The average retailer lost just under £15,000 in the month of August.
This was the largest loss in the last 12 months, according to performance specialists ASE, but at £14,871 was £1,000 less than the amount lost in August 2015.
Continuing a trend, turnover levels were up, reflecting the increased level of registrations.
This produced a further fall in the rolling 12 month return on sales percentage which is down to its lowest level since 2012.
“It will be interesting to see whether the September performance is strong enough to reverse this trend or whether we will continue to see the ratio track downwards towards 1%,” said Mike Jones, ASE chairman.
“Ever since the switch to two registration months a year, August has produced the largest single loss of any month.

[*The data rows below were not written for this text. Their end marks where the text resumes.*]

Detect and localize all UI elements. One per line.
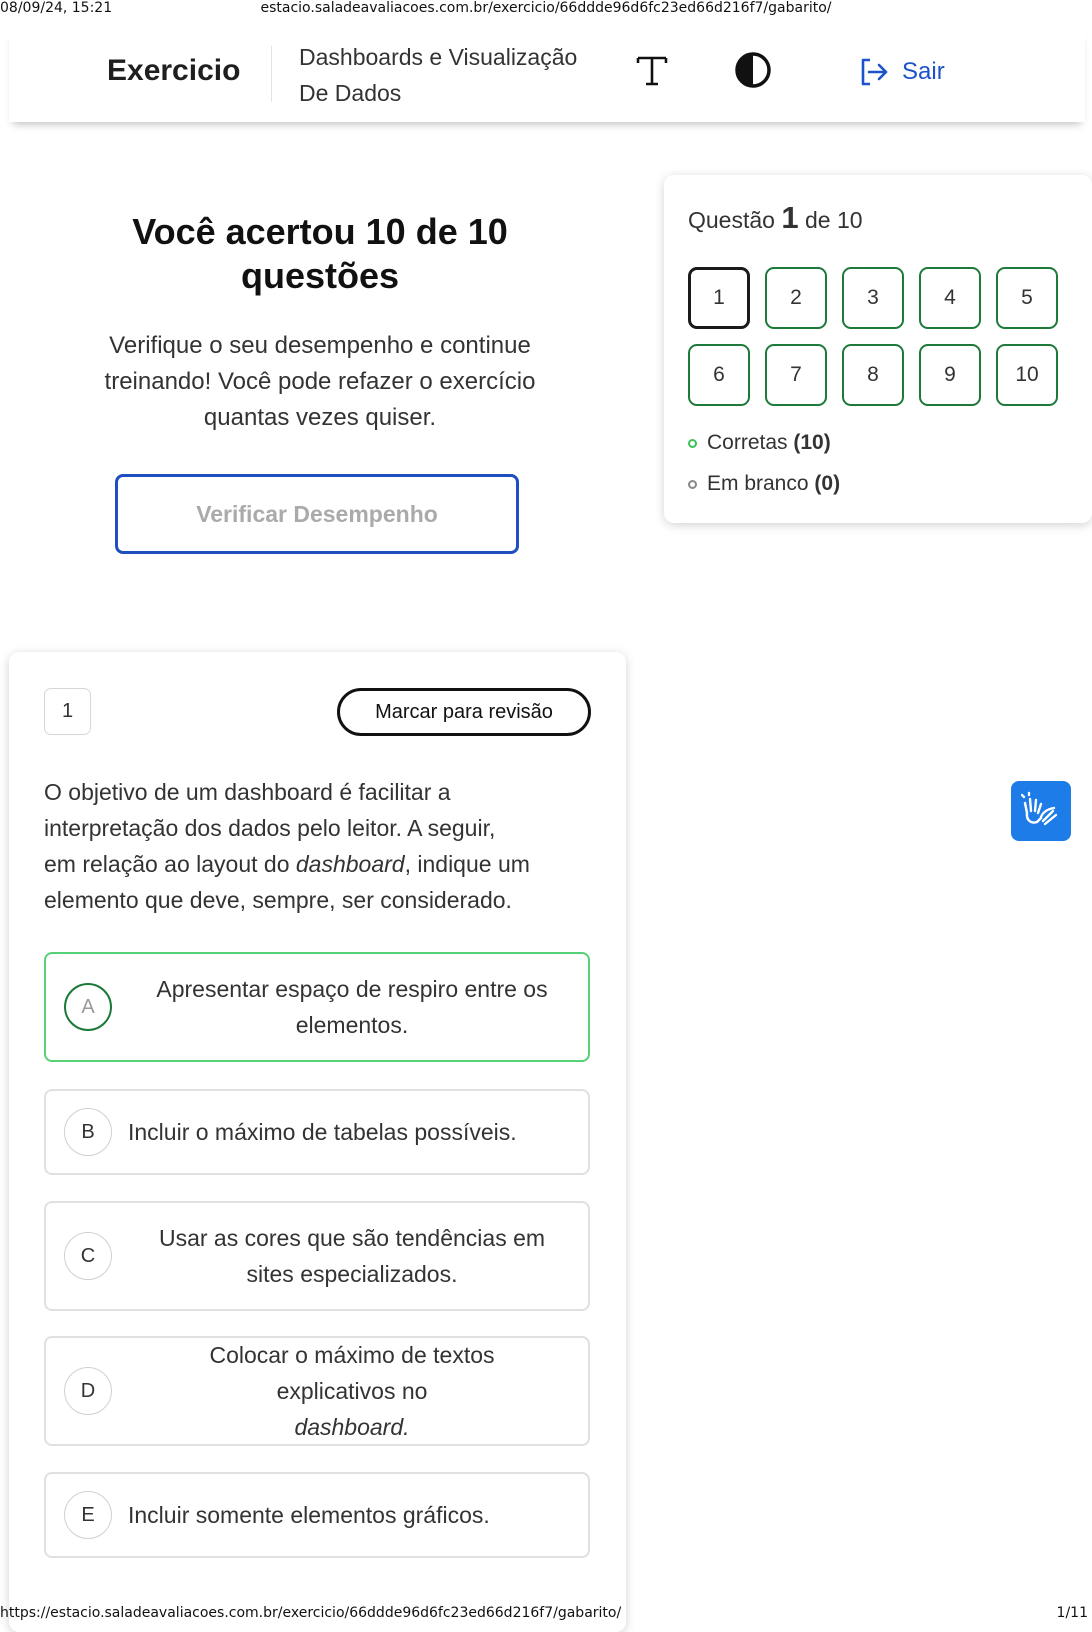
option-a-line-2: elementos.: [295, 1012, 409, 1038]
legend-correct-count: (10): [793, 431, 831, 454]
correct-dot-icon: [688, 439, 697, 448]
option-d[interactable]: [44, 1336, 590, 1446]
legend-blank-text: Em branco: [707, 472, 809, 495]
option-c-line-2: sites especializados.: [246, 1261, 458, 1287]
option-b[interactable]: [44, 1089, 590, 1175]
legend-blank-count: (0): [814, 472, 841, 495]
option-d-line-2-start: explicativos no: [276, 1378, 428, 1404]
legend-blank-label: [707, 472, 840, 496]
result-title: [60, 210, 580, 298]
question-nav-7[interactable]: 7: [765, 344, 827, 406]
option-b-text: [128, 1091, 576, 1173]
option-e[interactable]: [44, 1472, 590, 1558]
option-b-letter: B: [64, 1108, 112, 1156]
statement-dashboard-term: dashboard: [295, 851, 405, 877]
question-card: [9, 652, 626, 1632]
logout-icon: [858, 56, 890, 88]
statement-line-1: O objetivo de um dashboard é facilitar a: [44, 779, 451, 805]
result-title-line-1: Você acertou 10 de 10: [132, 211, 508, 252]
question-nav-5[interactable]: 5: [996, 267, 1058, 329]
sign-language-button[interactable]: [1011, 781, 1071, 841]
option-a-letter: A: [64, 983, 112, 1031]
question-counter-prefix: Questão: [688, 207, 775, 233]
question-nav-3[interactable]: 3: [842, 267, 904, 329]
logout-button[interactable]: [858, 52, 945, 92]
option-d-letter: D: [64, 1367, 112, 1415]
option-c-text: [128, 1203, 576, 1309]
option-c-line-1: Usar as cores que são tendências em: [158, 1225, 546, 1251]
question-nav-2[interactable]: 2: [765, 267, 827, 329]
question-nav-4[interactable]: 4: [919, 267, 981, 329]
text-size-icon[interactable]: [634, 50, 670, 90]
brand-title: Exercicio: [107, 54, 241, 87]
option-a[interactable]: [44, 952, 590, 1062]
result-summary: [60, 210, 580, 436]
course-title-line-1: Dashboards e Visualização: [299, 44, 578, 70]
question-nav-6[interactable]: 6: [688, 344, 750, 406]
logout-label: Sair: [902, 58, 945, 85]
mark-for-review-button[interactable]: Marcar para revisão: [337, 688, 591, 736]
option-c[interactable]: [44, 1201, 590, 1311]
course-title: [299, 39, 619, 111]
footer-url: https://estacio.saladeavaliacoes.com.br/exercicio/66ddde96d6fc23ed66d216f7/gabarito/: [0, 1605, 622, 1621]
legend-blank: [688, 472, 840, 496]
header-divider: [271, 46, 272, 102]
question-nav-1[interactable]: 1: [688, 267, 750, 329]
verify-performance-button[interactable]: Verificar Desempenho: [115, 474, 519, 554]
question-nav-9[interactable]: 9: [919, 344, 981, 406]
result-text-line-2: treinando! Você pode refazer o exercício: [104, 368, 536, 395]
legend-correct-label: [707, 431, 831, 455]
option-e-text: [128, 1474, 576, 1556]
print-footer: [0, 1605, 1092, 1623]
option-b-line-1: Incluir o máximo de tabelas possíveis.: [128, 1119, 517, 1145]
option-d-line-2: [209, 1373, 494, 1445]
option-a-text: [128, 954, 576, 1060]
legend-correct: [688, 431, 831, 455]
top-bar: [9, 30, 1085, 122]
option-a-line-1: Apresentar espaço de respiro entre os: [156, 976, 548, 1002]
footer-page-number: 1/11: [1056, 1605, 1088, 1621]
question-counter: [688, 200, 863, 236]
question-nav-8[interactable]: 8: [842, 344, 904, 406]
statement-line-4: elemento que deve, sempre, ser considerado.: [44, 887, 512, 913]
blank-dot-icon: [688, 480, 697, 489]
contrast-icon[interactable]: [733, 50, 773, 90]
sign-language-hands-icon: [1021, 791, 1061, 831]
statement-line-3: [44, 846, 594, 882]
statement-line-3-start: em relação ao layout do: [44, 851, 296, 877]
print-header: [0, 0, 1092, 18]
question-statement: [44, 774, 594, 918]
statement-line-2: interpretação dos dados pelo leitor. A seguir,: [44, 815, 496, 841]
question-navigator: [664, 175, 1092, 523]
option-c-letter: C: [64, 1232, 112, 1280]
course-title-line-2: De Dados: [299, 80, 402, 106]
option-d-line-1: Colocar o máximo de textos: [209, 1342, 495, 1368]
option-e-line-1: Incluir somente elementos gráficos.: [128, 1502, 490, 1528]
question-grid: [688, 267, 1058, 406]
option-e-letter: E: [64, 1491, 112, 1539]
option-d-text: [128, 1338, 576, 1444]
legend-correct-text: Corretas: [707, 431, 788, 454]
question-counter-current: 1: [781, 200, 799, 235]
result-text-line-1: Verifique o seu desempenho e continue: [109, 332, 531, 359]
result-title-line-2: questões: [240, 255, 400, 296]
question-number-badge: 1: [44, 688, 91, 735]
result-text: [60, 328, 580, 436]
print-url: estacio.saladeavaliacoes.com.br/exercicio/66ddde96d6fc23ed66d216f7/gabarito/: [260, 0, 832, 16]
option-d-dashboard-term: dashboard.: [294, 1414, 410, 1440]
question-nav-10[interactable]: 10: [996, 344, 1058, 406]
result-text-line-3: quantas vezes quiser.: [203, 404, 437, 431]
print-datetime: 08/09/24, 15:21: [0, 0, 113, 16]
statement-line-3-end: , indique um: [404, 851, 530, 877]
question-counter-suffix: de 10: [804, 207, 863, 233]
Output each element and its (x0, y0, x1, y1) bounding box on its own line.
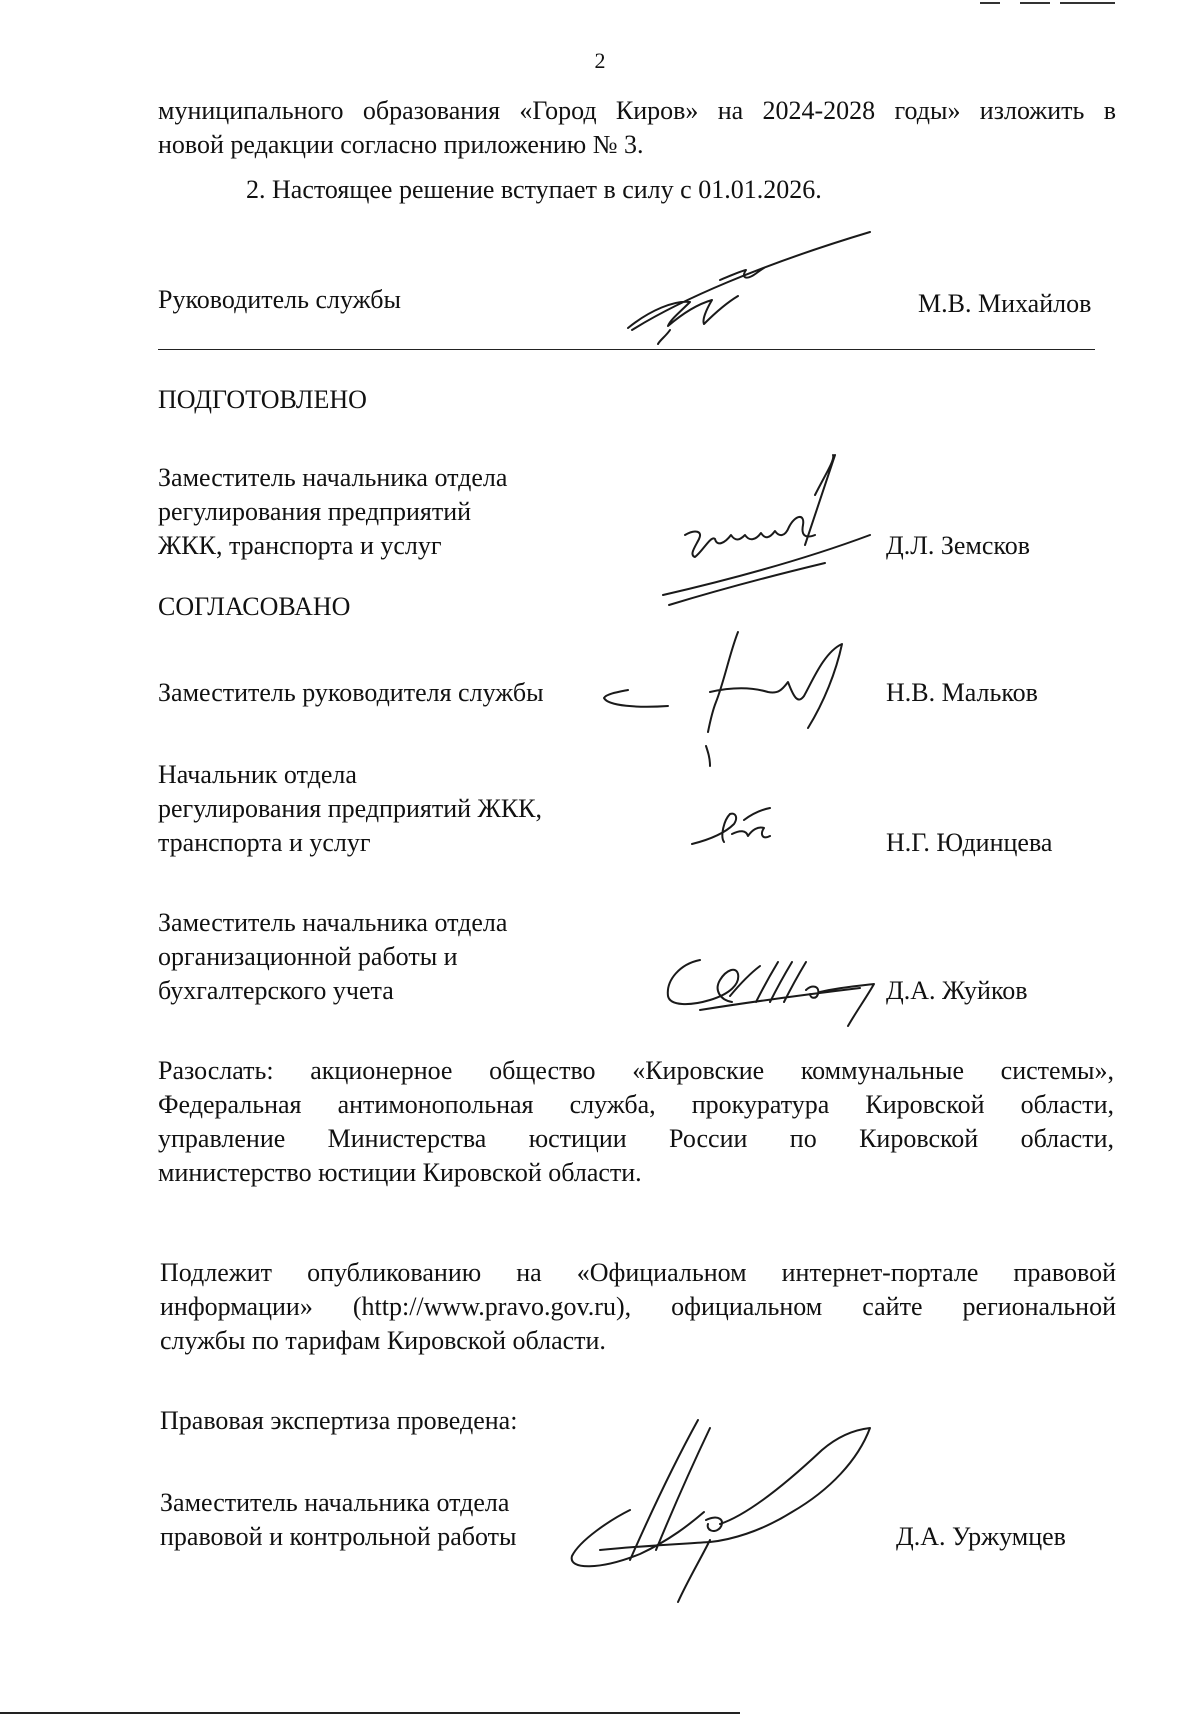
agreed-name-1: Н.Г. Юдинцева (886, 828, 1053, 857)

“In addition, during 2016, we have seen an increase in the size of the peaks and troughs in profitability as retailers process an ever greater number of vehicles, only making profit when they have earned the associated volume bonus.”
Used car performance remained strong in August with no sign of the volume of self-registered vehicles and PCP returns have a material adverse impact on performance.
“Dealers successfully destocked during August in advance of the influx of vehicles in September through part exchanges and dealer registrations.
“September profitability performance will be a key driver in the overall result for the year, although given the volume of cars registered at the end of the month, we will likely have to wait several months before we see the full picture.”